On October 5, 2016, Caretta entered into a license agreement with Dr. Paul Reid, of Celtic Biotech, Iowa. In August 2016, Mr. Arthur purchased a convertible note in the principal amount of $20,000 from the Company, in a private placement, and received a warrant to purchase 6,000 shares of the Company’s common stock. These warrants have an exercise price equal to the closing process of the Company common stock of the six-month issuance thereof.
The material terms of the note are:
|
·
|
At any time prior to the maturity date, the note is convertible into shares of common stock of the Company at a price per share equal to 90% of the closing bid price of the common stock during the 20 consecutive trading days immediately preceding such conversion.
|
|
|
|
|
·
|
Interest will accrue at 7.5% computed on a 365-day basis. Interest is payable upon conversion of the convertible note at the applicable conversion price.
|
In December 2016, Mr. Arthur converted the note in its entirety into 54,054 shares of the Company’s common stock.
The warrant issued to Mr. Arthur provides for the issuance of warrants to purchase that number of shares of common stock of the Company equal to 30% of the amount invested in the convertible notes based on the exercise price of the Warrants (the exercise price is defined as 110% of the closing bid price of the common stock of the Company on the six- month anniversary of the issuance date of the convertible note).

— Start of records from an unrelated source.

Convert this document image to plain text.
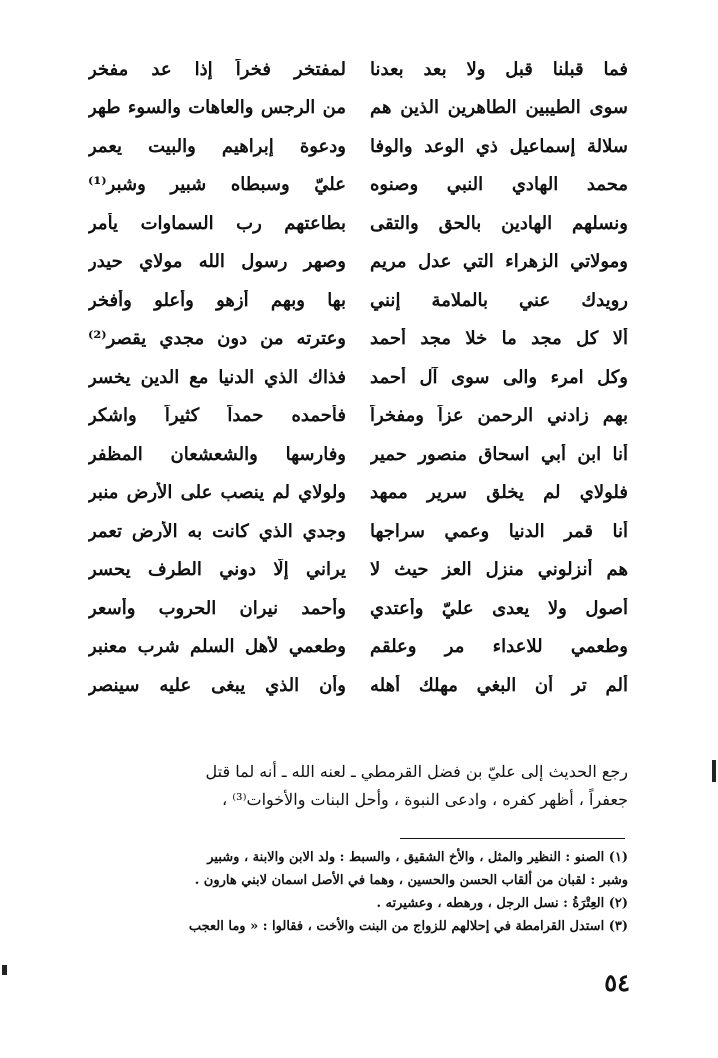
فما قبلنا قبل ولا بعد بعدنا
لمفتخر فخراً إذا عد مفخر
سوى الطيبين الطاهرين الذين هم
من الرجس والعاهات والسوء طهر
سلالة إسماعيل ذي الوعد والوفا
ودعوة إبراهيم والبيت يعمر
محمد الهادي النبي وصنوه
عليّ وسبطاه شبير وشبر⁽¹⁾
ونسلهم الهادين بالحق والتقى
بطاعتهم رب السماوات يأمر
ومولاتي الزهراء التي عدل مريم
وصهر رسول الله مولاي حيدر
رويدك عني بالملامة إنني
بها وبهم أزهو وأعلو وأفخر
ألا كل مجد ما خلا مجد أحمد
وعترته من دون مجدي يقصر⁽²⁾
وكل امرء والى سوى آل أحمد
فذاك الذي الدنيا مع الدين يخسر
بهم زادني الرحمن عزاً ومفخراً
فأحمده حمداً كثيراً واشكر
أنا ابن أبي اسحاق منصور حمير
وفارسها والشعشعان المظفر
فلولاي لم يخلق سرير ممهد
ولولاي لم ينصب على الأرض منبر
أنا قمر الدنيا وعمي سراجها
وجدي الذي كانت به الأرض تعمر
هم أنزلوني منزل العز حيث لا
يراني إلّا دوني الطرف يحسر
أصول ولا يعدى عليّ وأعتدي
وأحمد نيران الحروب وأسعر
وطعمي للاعداء مر وعلقم
وطعمي لأهل السلم شرب معنبر
ألم تر أن البغي مهلك أهله
وأن الذي يبغى عليه سينصر
رجع الحديث إلى عليّ بن فضل القرمطي ـ لعنه الله ـ أنه لما قتل
جعفراً ، أظهر كفره ، وادعى النبوة ، وأحل البنات والأخوات⁽³⁾ ،

(١) الصنو : النظير والمثل ، والأخ الشقيق ، والسبط : ولد الابن والابنة ، وشبير

وشبر : لقبان من ألقاب الحسن والحسين ، وهما في الأصل اسمان لابني هارون .

(٢) العِتْرَةُ : نسل الرجل ، ورهطه ، وعشيرته .

(٣) استدل القرامطة في إحلالهم للزواج من البنت والأخت ، فقالوا : « وما العجب

٥٤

In August and November 2016, Dr. Agarwal purchased an aggregate principal amount of $350,000 of the note from the Company, in a private placement, and received warrants to purchase an aggregate of 105,000 shares of the Company’s common stock. The warrants issued to Dr. Agarwal provides for the issuance of warrants to purchase that number of shares of common stock of the Company equal to 30% of the amount invested in the convertible notes based on the exercise price of the Warrants (the exercise price is defined as 110% of the closing bid price of the common stock of the Company on the six-month anniversary of the issuance date of the convertible note).

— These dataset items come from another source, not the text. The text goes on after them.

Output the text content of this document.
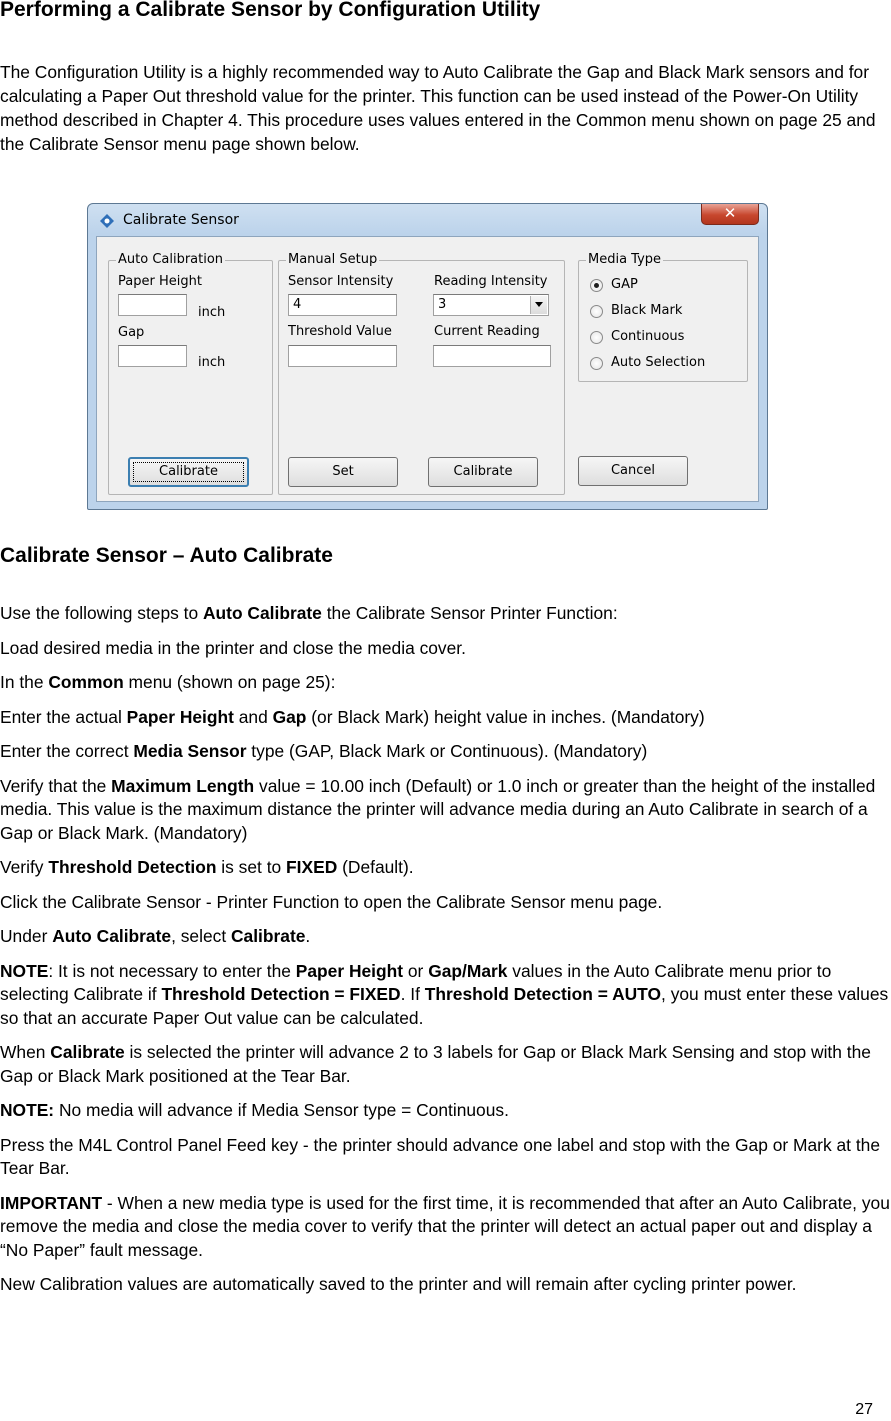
Performing a Calibrate Sensor by Configuration Utility

The Configuration Utility is a highly recommended way to Auto Calibrate the Gap and Black Mark sensors and for calculating a Paper Out threshold value for the printer. This function can be used instead of the Power-On Utility method described in Chapter 4. This procedure uses values entered in the Common menu shown on page 25 and the Calibrate Sensor menu page shown below.

Calibrate Sensor	✕
Auto Calibration
Paper Height
inch
Gap
inch
Calibrate
Manual Setup
Sensor Intensity
4
Reading Intensity
3
Threshold Value	Current Reading
Set	Calibrate
Media Type
GAP
Black Mark
Continuous
Auto Selection
Cancel
Calibrate Sensor – Auto Calibrate

Use the following steps to Auto Calibrate the Calibrate Sensor Printer Function:

Load desired media in the printer and close the media cover.

In the Common menu (shown on page 25):

Enter the actual Paper Height and Gap (or Black Mark) height value in inches. (Mandatory)

Enter the correct Media Sensor type (GAP, Black Mark or Continuous). (Mandatory)

Verify that the Maximum Length value = 10.00 inch (Default) or 1.0 inch or greater than the height of the installed media. This value is the maximum distance the printer will advance media during an Auto Calibrate in search of a Gap or Black Mark. (Mandatory)

Verify Threshold Detection is set to FIXED (Default).

Click the Calibrate Sensor - Printer Function to open the Calibrate Sensor menu page.

Under Auto Calibrate, select Calibrate.

NOTE: It is not necessary to enter the Paper Height or Gap/Mark values in the Auto Calibrate menu prior to selecting Calibrate if Threshold Detection = FIXED. If Threshold Detection = AUTO, you must enter these values so that an accurate Paper Out value can be calculated.

When Calibrate is selected the printer will advance 2 to 3 labels for Gap or Black Mark Sensing and stop with the Gap or Black Mark positioned at the Tear Bar.

NOTE: No media will advance if Media Sensor type = Continuous.

Press the M4L Control Panel Feed key - the printer should advance one label and stop with the Gap or Mark at the Tear Bar.

IMPORTANT - When a new media type is used for the first time, it is recommended that after an Auto Calibrate, you remove the media and close the media cover to verify that the printer will detect an actual paper out and display a “No Paper” fault message.

New Calibration values are automatically saved to the printer and will remain after cycling printer power.

27
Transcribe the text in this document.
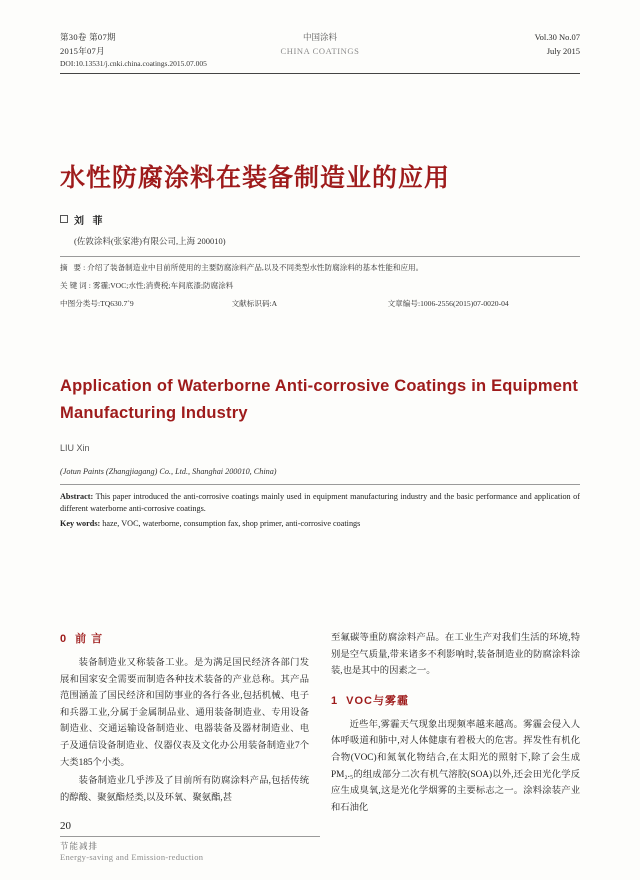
第30卷 第07期
2015年07月
中国涂料
CHINA COATINGS
Vol.30 No.07
July 2015
DOI:10.13531/j.cnki.china.coatings.2015.07.005
水性防腐涂料在装备制造业的应用
刘 菲
(佐敦涂料(张家港)有限公司,上海 200010)
摘 要:介绍了装备制造业中目前所使用的主要防腐涂料产品,以及不同类型水性防腐涂料的基本性能和应用。
关键词:雾霾;VOC;水性;消费税;车间底漆;防腐涂料
中图分类号:TQ630.7˚9	文献标识码:A	文章编号:1006-2556(2015)07-0020-04
Application of Waterborne Anti-corrosive Coatings in Equipment Manufacturing Industry
LIU Xin
(Jotun Paints (Zhangjiagang) Co., Ltd., Shanghai 200010, China)
Abstract: This paper introduced the anti-corrosive coatings mainly used in equipment manufacturing industry and the basic performance and application of different waterborne anti-corrosive coatings.
Key words: haze, VOC, waterborne, consumption fax, shop primer, anti-corrosive coatings
0 前 言

装备制造业又称装备工业。是为满足国民经济各部门发展和国家安全需要而制造各种技术装备的产业总称。其产品范围涵盖了国民经济和国防事业的各行各业,包括机械、电子和兵器工业,分属于金属制品业、通用装备制造业、专用设备制造业、交通运输设备制造业、电器装备及器材制造业、电子及通信设备制造业、仪器仪表及文化办公用装备制造业7个大类185个小类。

装备制造业几乎涉及了目前所有防腐涂料产品,包括传统的醇酸、聚氨酯烃类,以及环氧、聚氨酯,甚

至氟碳等重防腐涂料产品。在工业生产对我们生活的环境,特别是空气质量,带来诸多不利影响时,装备制造业的防腐涂料涂装,也是其中的因素之一。

1 VOC与雾霾

近些年,雾霾天气现象出现频率越来越高。雾霾会侵入人体呼吸道和肺中,对人体健康有着极大的危害。挥发性有机化合物(VOC)和氮氧化物结合,在太阳光的照射下,除了会生成PM₂.₅的组成部分二次有机气溶胶(SOA)以外,还会田光化学反应生成臭氧,这是光化学烟雾的主要标志之一。涂料涂装产业和石油化

20
节能减排
Energy-saving and Emission-reduction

In connection with the issuance of the notes, Caretta Therapeutics, LLC (a subsidiary of the Company) entered into a Royalty Agreement with Mr. Arthur and Dr. Agarwal pursuant to which Mr. Arthur and Dr. Agarwal will receive a pro rata share of a royalty during 2017, 2018, 2019 and 2020 of the Company’s subsidiary Caretta Therapeutics, LLC as follows:
|
·
|
Aggregate of 5% of net revenue.
|
|
|
|
|
·
|
Net revenues defined as gross revenues, minus all license/royalty fees and cost of goods sold.
|
|
|
|
|
·
|
Royalties will cease once investor has received two times the amount invested in the respective note.
|
As of March 31, 2016, the Company has a demand note with K4 in the amount of $607,251. There are no formal payment terms, this loan is payable upon demand.

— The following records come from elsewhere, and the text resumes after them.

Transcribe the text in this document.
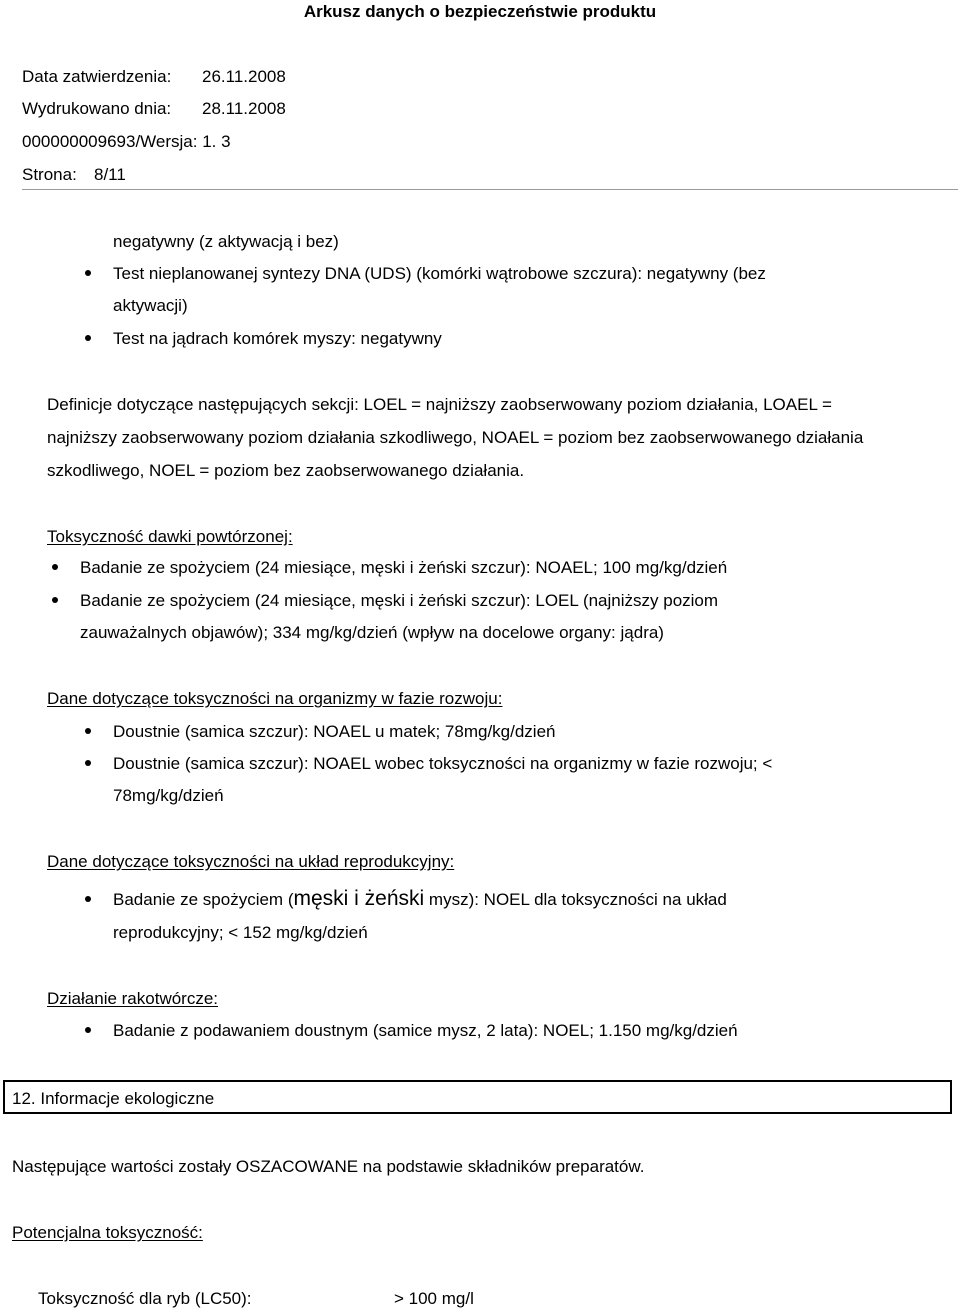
Arkusz danych o bezpieczeństwie produktu
Data zatwierdzenia: 26.11.2008
Wydrukowano dnia: 28.11.2008
000000009693/Wersja: 1. 3
Strona: 8/11
negatywny (z aktywacją i bez)
Test nieplanowanej syntezy DNA (UDS) (komórki wątrobowe szczura): negatywny (bez
aktywacji)
Test na jądrach komórek myszy: negatywny
Definicje dotyczące następujących sekcji: LOEL = najniższy zaobserwowany poziom działania, LOAEL =
najniższy zaobserwowany poziom działania szkodliwego, NOAEL = poziom bez zaobserwowanego działania
szkodliwego, NOEL = poziom bez zaobserwowanego działania.
Toksyczność dawki powtórzonej:
Badanie ze spożyciem (24 miesiące, męski i żeński szczur): NOAEL; 100 mg/kg/dzień
Badanie ze spożyciem (24 miesiące, męski i żeński szczur): LOEL (najniższy poziom
zauważalnych objawów); 334 mg/kg/dzień (wpływ na docelowe organy: jądra)
Dane dotyczące toksyczności na organizmy w fazie rozwoju:
Doustnie (samica szczur): NOAEL u matek; 78mg/kg/dzień
Doustnie (samica szczur): NOAEL wobec toksyczności na organizmy w fazie rozwoju; <
78mg/kg/dzień
Dane dotyczące toksyczności na układ reprodukcyjny:
Badanie ze spożyciem (męski i żeński mysz): NOEL dla toksyczności na układ
reprodukcyjny; < 152 mg/kg/dzień
Działanie rakotwórcze:
Badanie z podawaniem doustnym (samice mysz, 2 lata): NOEL; 1.150 mg/kg/dzień
12. Informacje ekologiczne
Następujące wartości zostały OSZACOWANE na podstawie składników preparatów.
Potencjalna toksyczność:
Toksyczność dla ryb (LC50):	> 100 mg/l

NOTE 12. SUBSEQUENT EVENTS
Subsequent to March 31, 2017, K4 has loaned the Company an additional $150,000. Subsequent to March 31, 2017 the Company has paid $400,000 leaving an open balance with K4, at May 19, 2017, of $357,251. There are no formal payment terms, this loan is payable upon demand. There is no stated interest rate.
Subsequent to March 31, 2017 a consultant loaned $105,000 to the Company. There are no formal payment terms, this loan is payable upon demand. There is no stated interest rate.
Subsequent to March 31, 2017, the Company has accepted subscriptions for $285,000 of convertible notes, under the Private Placement (See Note 7 above).